Mustafa Armağan konu ile ilgili olarak kısa bir giriş yapmış elli sayfa kadar.Fakat ben bunu yeterli görmüyorum.Mademki kalemi eline aldın daha kapsamlı bir çalışma yapsaydın diyorum.Kitabın ikinci bölümü ise sözlü tarihten oluşuyor.Buda Mustafa Armağan’a gönderilen yazıların bir bileşimi.Üçüncü bölüme ise merhum Mehmet Akif üstadımızın yakın arkadaşlarından Eşref Edip beyin yazısı ile son buluyor.
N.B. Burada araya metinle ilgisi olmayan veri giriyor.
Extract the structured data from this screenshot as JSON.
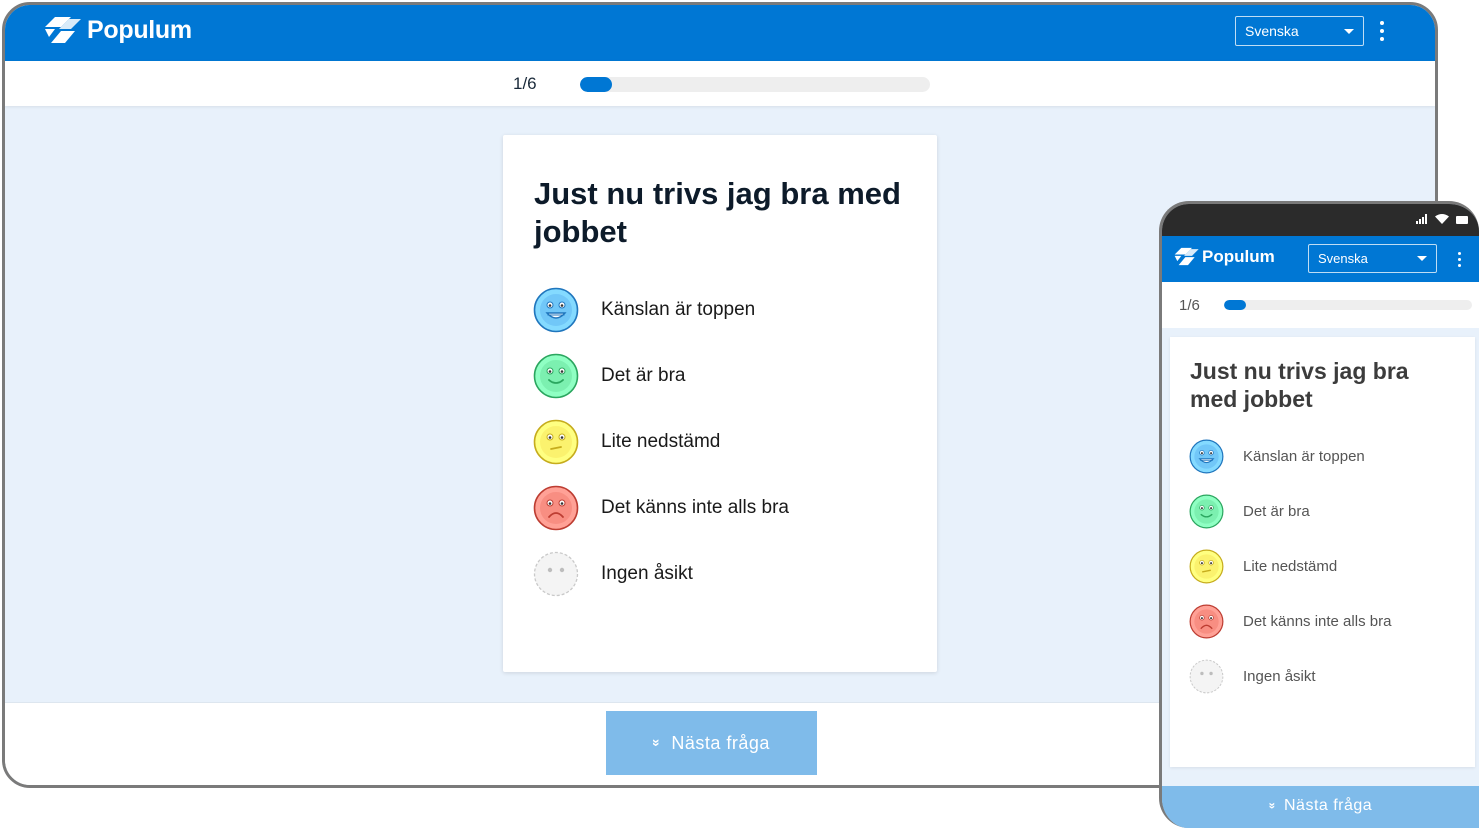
{
  "brand": {
    "name": "Populum",
    "color": "#0077d4",
    "button_color": "#7fbbea"
  },
  "language_select": {
    "selected": "Svenska"
  },
  "progress": {
    "text": "1/6",
    "current": 1,
    "total": 6,
    "fraction": 0.09
  },
  "question": "Just nu trivs jag bra med jobbet",
  "options": [
    {
      "label": "Känslan är toppen",
      "face": "very-happy-face-icon",
      "color": "#4da3ea"
    },
    {
      "label": "Det är bra",
      "face": "happy-face-icon",
      "color": "#58d38c"
    },
    {
      "label": "Lite nedstämd",
      "face": "meh-face-icon",
      "color": "#f3d94a"
    },
    {
      "label": "Det känns inte alls bra",
      "face": "sad-face-icon",
      "color": "#ea6a5f"
    },
    {
      "label": "Ingen åsikt",
      "face": "neutral-face-icon",
      "color": "#cfcfcf"
    }
  ],
  "next_button": {
    "label": "Nästa fråga"
  }
}
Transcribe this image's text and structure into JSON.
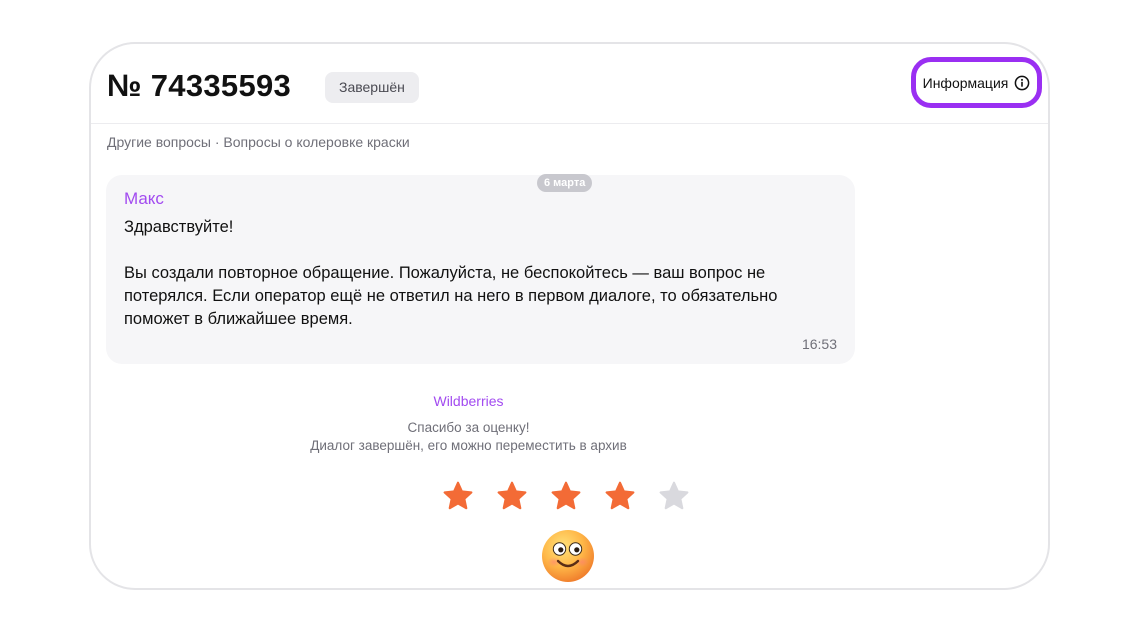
{
  "ticket": {
    "title": "№ 74335593",
    "status": "Завершён",
    "info_button": "Информация",
    "breadcrumb": "Другие вопросы · Вопросы о колеровке краски"
  },
  "message": {
    "date": "6 марта",
    "sender": "Макс",
    "paragraphs": [
      "Здравствуйте!",
      "Вы создали повторное обращение. Пожалуйста, не беспокойтесь — ваш вопрос не потерялся. Если оператор ещё не ответил на него в первом диалоге, то обязательно поможет в ближайшее время."
    ],
    "time": "16:53"
  },
  "system": {
    "brand": "Wildberries",
    "thanks": "Спасибо за оценку!",
    "closed_note": "Диалог завершён, его можно переместить в архив"
  },
  "rating": {
    "value": 4,
    "max": 5,
    "filled_color": "#f36b36",
    "empty_color": "#d9d9de"
  },
  "icons": {
    "info": "info-circle-icon",
    "star": "star-icon",
    "emoji": "smiling-face-emoji"
  },
  "colors": {
    "accent": "#9a2ff2",
    "sender": "#a24bf0"
  }
}
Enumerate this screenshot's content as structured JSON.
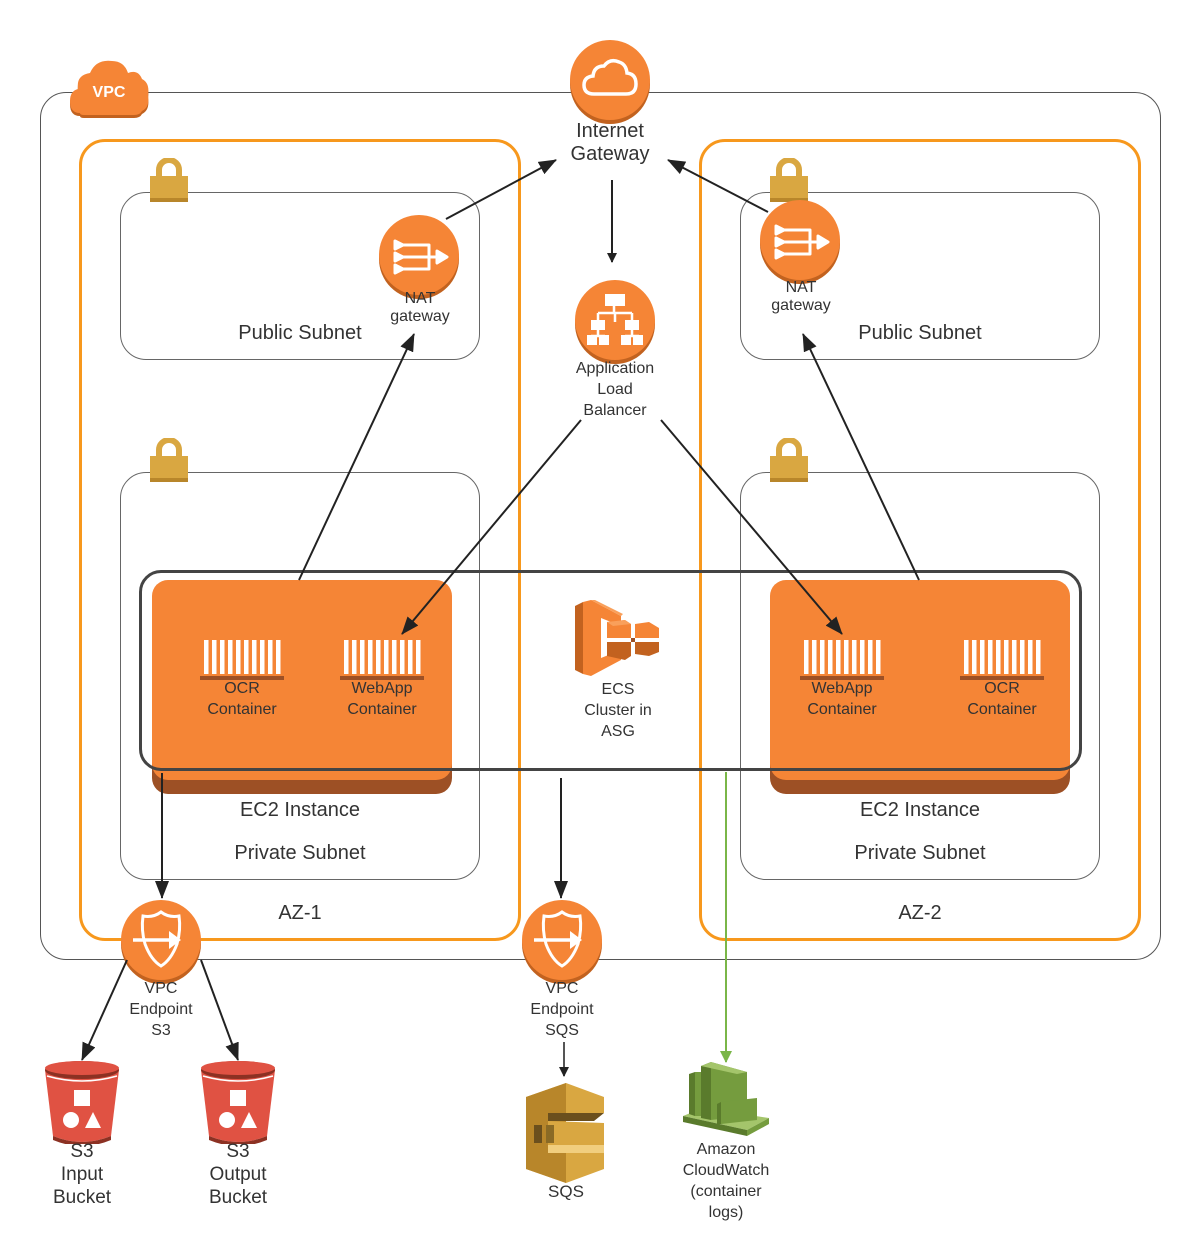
{
  "vpc": {
    "badge": "VPC"
  },
  "internet_gateway": {
    "line1": "Internet",
    "line2": "Gateway"
  },
  "availability_zones": [
    {
      "label": "AZ-1"
    },
    {
      "label": "AZ-2"
    }
  ],
  "public_subnets": [
    {
      "label": "Public Subnet",
      "nat": {
        "line1": "NAT",
        "line2": "gateway"
      }
    },
    {
      "label": "Public Subnet",
      "nat": {
        "line1": "NAT",
        "line2": "gateway"
      }
    }
  ],
  "private_subnets": [
    {
      "label": "Private Subnet",
      "ec2_label": "EC2 Instance",
      "containers": [
        {
          "line1": "OCR",
          "line2": "Container"
        },
        {
          "line1": "WebApp",
          "line2": "Container"
        }
      ]
    },
    {
      "label": "Private Subnet",
      "ec2_label": "EC2 Instance",
      "containers": [
        {
          "line1": "WebApp",
          "line2": "Container"
        },
        {
          "line1": "OCR",
          "line2": "Container"
        }
      ]
    }
  ],
  "load_balancer": {
    "line1": "Application",
    "line2": "Load",
    "line3": "Balancer"
  },
  "ecs": {
    "line1": "ECS",
    "line2": "Cluster in",
    "line3": "ASG"
  },
  "vpc_endpoint_s3": {
    "line1": "VPC",
    "line2": "Endpoint",
    "line3": "S3"
  },
  "vpc_endpoint_sqs": {
    "line1": "VPC",
    "line2": "Endpoint",
    "line3": "SQS"
  },
  "s3_input": {
    "line1": "S3",
    "line2": "Input",
    "line3": "Bucket"
  },
  "s3_output": {
    "line1": "S3",
    "line2": "Output",
    "line3": "Bucket"
  },
  "sqs": {
    "label": "SQS"
  },
  "cloudwatch": {
    "line1": "Amazon",
    "line2": "CloudWatch",
    "line3": "(container",
    "line4": "logs)"
  },
  "colors": {
    "aws_orange": "#F58536",
    "az_border": "#F7981D",
    "lock_gold": "#D9A741",
    "s3_red": "#E05243",
    "sqs_gold": "#D9A741",
    "cloudwatch_green": "#759C3E",
    "arrow": "#222222",
    "log_line": "#7AB648"
  }
}
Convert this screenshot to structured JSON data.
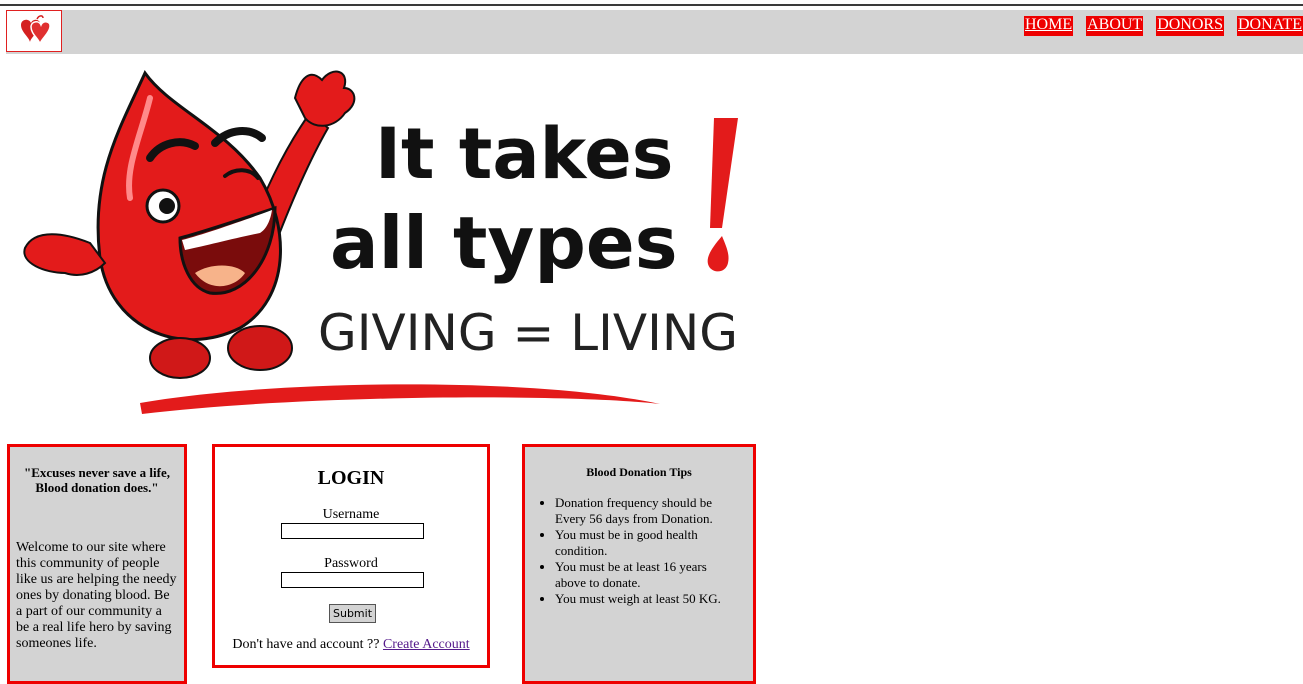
{
  "nav": {
    "links": [
      "HOME",
      "ABOUT",
      "DONORS",
      "DONATE"
    ]
  },
  "banner": {
    "line1": "It takes",
    "line2": "all types",
    "line3": "GIVING = LIVING"
  },
  "left_box": {
    "quote": "\"Excuses never save a life, Blood donation does.\"",
    "welcome": "Welcome to our site where this community of people like us are helping the needy ones by donating blood. Be a part of our community a be a real life hero by saving someones life."
  },
  "login": {
    "title": "LOGIN",
    "username_label": "Username",
    "username_value": "",
    "password_label": "Password",
    "password_value": "",
    "submit_label": "Submit",
    "no_account_text": "Don't have and account ??",
    "create_account_link": "Create Account"
  },
  "tips_box": {
    "title": "Blood Donation Tips",
    "items": [
      "Donation frequency should be Every 56 days from Donation.",
      "You must be in good health condition.",
      "You must be at least 16 years above to donate.",
      "You must weigh at least 50 KG."
    ]
  },
  "colors": {
    "accent": "#ee0000",
    "panel": "#d3d3d3",
    "link_visited": "#551a8b"
  }
}
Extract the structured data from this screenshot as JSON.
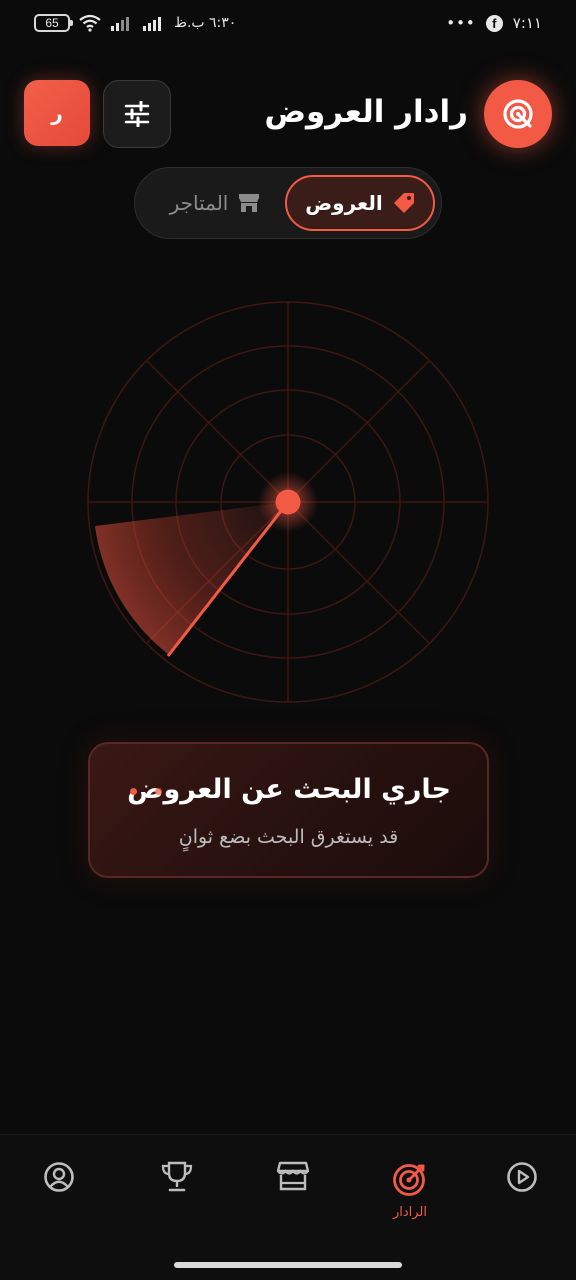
{
  "status_bar": {
    "battery": "65",
    "time_left": "٦:٣٠ ب.ظ",
    "time_right": "٧:١١",
    "more": "•••",
    "fb_letter": "f"
  },
  "header": {
    "title": "رادار العروض",
    "user_initial": "ر",
    "logo_icon": "radar-target-icon",
    "filter_icon": "sliders-icon"
  },
  "tabs": [
    {
      "label": "العروض",
      "icon": "tag-icon",
      "active": true
    },
    {
      "label": "المتاجر",
      "icon": "store-icon",
      "active": false
    }
  ],
  "status": {
    "title": "جاري البحث عن العروض",
    "subtitle": "قد يستغرق البحث بضع ثوانٍ"
  },
  "nav": {
    "items": [
      {
        "icon": "play-circle-icon",
        "active": false
      },
      {
        "icon": "radar-icon",
        "label": "الرادار",
        "active": true
      },
      {
        "icon": "store-icon",
        "active": false
      },
      {
        "icon": "trophy-icon",
        "active": false
      },
      {
        "icon": "user-circle-icon",
        "active": false
      }
    ]
  },
  "colors": {
    "accent": "#f25a46",
    "background": "#0b0b0b",
    "card": "#2a1210",
    "inactive": "#8c8c8c"
  }
}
Bu kitabı okurken kah hayıflanıyorsunuz kah birilerine diş biliyorsunuz.Gönderilen sözlü tarih yazıları ise insanı bazen acı acı güldürüyor desem herhalde mübalağa etmiş olmam.Bu ezan meselesi gerçekten milletin kalbine saplanmış bir hançer gibi.Yasak kalktıktan sonra memleketin her yerinde bir bayram var-bayram havası değil resmen bayram-18 sene boyunca bu millete bu zulmü reva görenlerin acaba niyeti ne idi bunu da iyice düşünüp ortaya koymalı.Sözlü tarih bölümünde öyle diyaloglar anlatılıyor ki bunun tarifi mümkün değil.O yüzden bu kitabın ivedilikle alınıp okunmasını şiddetle tavsiye ediyorum.Bu kitapta beni çok etkileyen bir yazı var ki onu buraya almadan edemeyeceğim.Yazı aşağıdadır.
“Siirt ili Eruh ilçesi bağköze köyündeniz(Kürtçe adı Ayne)köyümüz Türkçe ezanın okunduğu köylerdendir.
Babaannem Ayşi Batur yaklaşık 90 yaşında ve Türkçe bilmiyor.Şu an Van merkezde küçük amcam ile birlikte yaşıyor.Türkçe olarak bildiği tek söz,”tanrı uludur”kendi şivesi ile “tanri ulidir” den ibarettir.
Anlayacağınız,köyümüze devlet,hizmet oarak bu şekilde,yani Türkçe ezanla gelmiş! Devlet,resmi/ideolojik devlet anlamında,sağlıkocağı olamayan,böylelikle doktoru,hemşiresi,okulu,öğretmeni,çeşmesi dahi bulunmayan bir köye Türkçe ezan yolu ile güne 5 kez uğruyormuş!” Dikkat ediniz bu köyde Türkçe bilenlerin sayısı,bugün Türkiye de İngilizce bilenlerin sayısına orantılıdır.